What does Spider attack actually do?

[Beccy Stafford]

Hi folks,

Apologies for the probably basic question, I've spent a lot of time googling and not been able to find an answer to my question.

So, I'm completely new to ZAP and I'm learning how to best use it by myself. I've seen/heard some guidance around the internet that I should run a spider first, and then an active scan - to achieve the things I want to achieve. I was looking into what the Spider actually does, and found this page:

https://github.com/zaproxy/zap-core-help/wiki/HelpStartConceptsSpider

The thing that's confusing me is, those words indicate that a Spider will find all the urls in the application, but it doesn't give me any information on if the spider will also run some scans on each URL - but when I use ZAP from the UI I can see that some alerts come back, so the spider must be running some scans, but I don't understand what scans are being run.

I'm ultimately going to be running this programmatically via the ZAP API, and I'm just trying to understand if it's worth running a spider first, and then an active scan - or if I can just run an active scan which will cover the same things. If anyone can answer my question - what sort of scans does the spider do, if any? I'd be really grateful. 

Thanks,

Beccy

[Simon Bennetts]

Hi Beccy,

No need to appologize - if you couldnt find the answer googling then we havnt done a good enough job of documentation :)

All requests that are proxied through ZAP or initialised by tools like the spider are passively scanned: https://github.com/zaproxy/zap-core-help/wiki/HelpStartConceptsPscan
Passive scanning is always performed because it is completely safe - ZAP just looks at the requests and responses rather than making any additional requests.
This is good for finding problems like missing security headers or missing anti CSRF tokens but is no good for finding vulnerabilities like XSS which require malicious requests to be sent - thats the job of the active scanner.

Does that make more sense now?

Cheers,

Simon

[Beccy Stafford]

Hi Simon,

Ah - that makes a lot of sense now! Thank you so much :)

[Beccy Stafford]

Hi Simon,

Just to double check then, would an active scan find the same issues as a passive scan, with extra on top?

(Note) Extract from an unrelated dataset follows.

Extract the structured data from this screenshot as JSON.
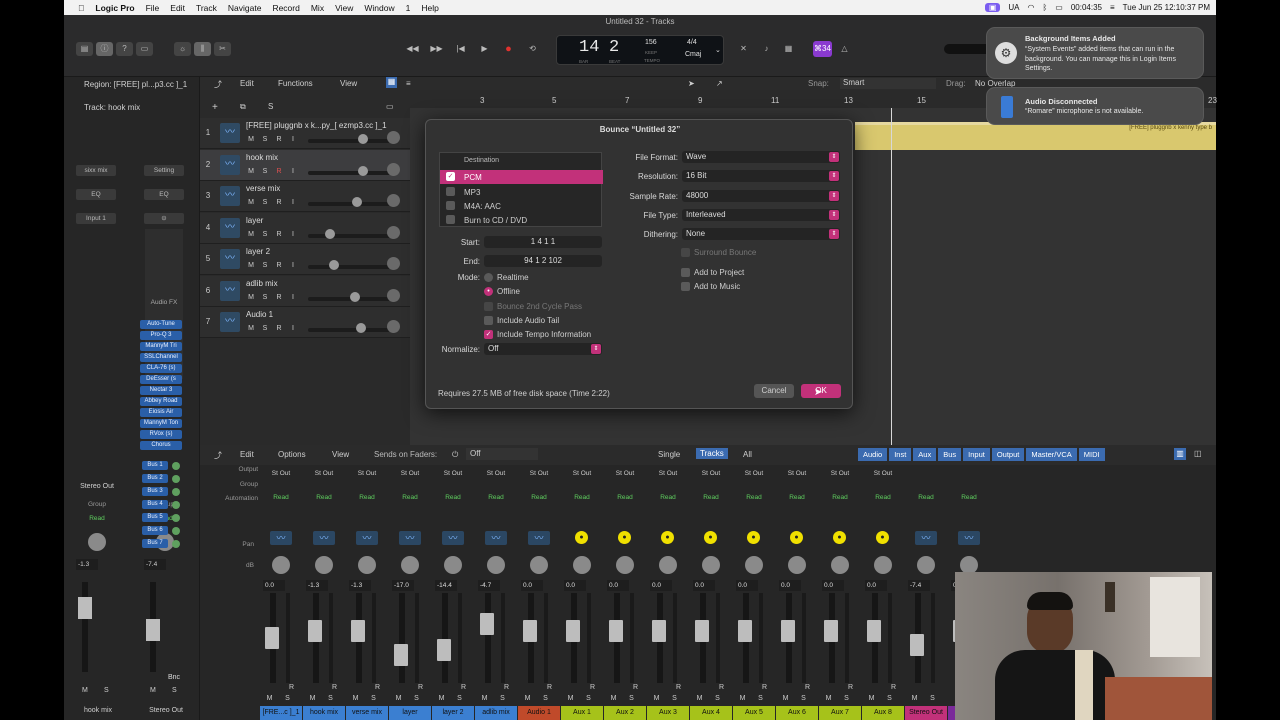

I'm trying to understand if it's worth running spider and then active, or if I can just run active and find everything :).

Thanks,
Beccy

[Simon Bennetts]

Hi Beccy,

No, they all do different things:)

The spider(s) explore the site. They dont actually do any scanning.
The passive scan rules examine all of the requests and responses flowing through ZAP and report the issues they can spot.
The active scan rules dont bother with the things the passive scan rules look for. They also wont explore a site.
If you just try running the active scan rules without exploring a site (either manually or using the spiders) then they wont find anything because there will be nothing to work on.
We try to keep things separate for flexibility, while providing packaged options like the Quick Scan and Baseline scan for those people who want them.

Does that make any more sense now?

Cheers,

Simon

[Sivabalan Ravichandran]

Hello Simon, Beccy,

Thanks for the fruitful discussion.

@Simon, the number of urls crawled by Spider differs every time. In most cases, the value of "URLs Found" is increasing when we run Spider for second time. Is there any logic behind this behaviour?

Thanks,

Siva.

[kingthorin+owaspzap]

Has the state or content of the app changed between runs of the spider? Have the access role or permissions of the user changed?

[thc...@gmail.com]

Some of the Spider options [1] might also affect how much is discovered
in the "first run", for example:
- Maximum depth to crawl;
- Maximum duration;
- Maximum children to crawl.

Also, following runs will have more seeds, which might allow to reach
other parts of the application (per constraints of previous options).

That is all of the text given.